Imagine if when you turned seventeen you were given a new car. Brand new, top of the range, in perfect condition – a car that had plenty of power, responsive handling, and comfort. You could accessorise it or hot it up as much or as little as you like. Just one catch: you’re told it’s the only car you can ever have. Ever. No trade-ins, no updated models.
How well do you reckon that car would be looked after? Something shows signs of wear, it’d get fixed or replaced real quick! Regular servicing? Too right! Save a few bucks using dodgy oil or the wrong fuel because it’s cheaper? I don’t think so. Damaged in an accident? Don’t just patch it up, get a proper repair job done.
For most of us, the body we get once puberty has finished working us over is that car. You can work on it, hot it up, build it up or even pretty it up, but it’s as good as it will be without enhancement.

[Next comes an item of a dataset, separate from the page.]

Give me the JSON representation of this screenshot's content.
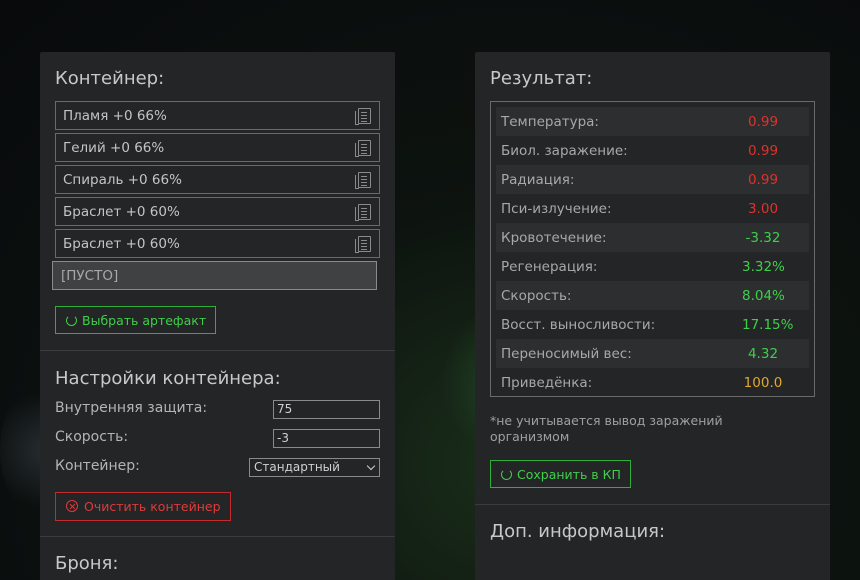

Unfortunately a lot of us don’t take the same sort of care with our bodies as we do with our replaced-every-few-years cars. We put in any sort of junk as fuel. Chuck in all sorts of additives we know aren’t good for us. Avoid doctors because they’ll only give you bad news anyway and it really doesn’t feel too bad. Take knocks and bumps on the sports ground but play on anyway: “It’ll be right, mate.”
And we wonder why we wake up full of aches and pains one day, when our hair’s going grey or falling out, our chest seems to have slipped down to our belly and running up the stairs turns on funny little twinkling lights in front of our eyes.
The earlier in life you start doing positive stuff, the more effective it’s likely to be, but it’s never too late to do something.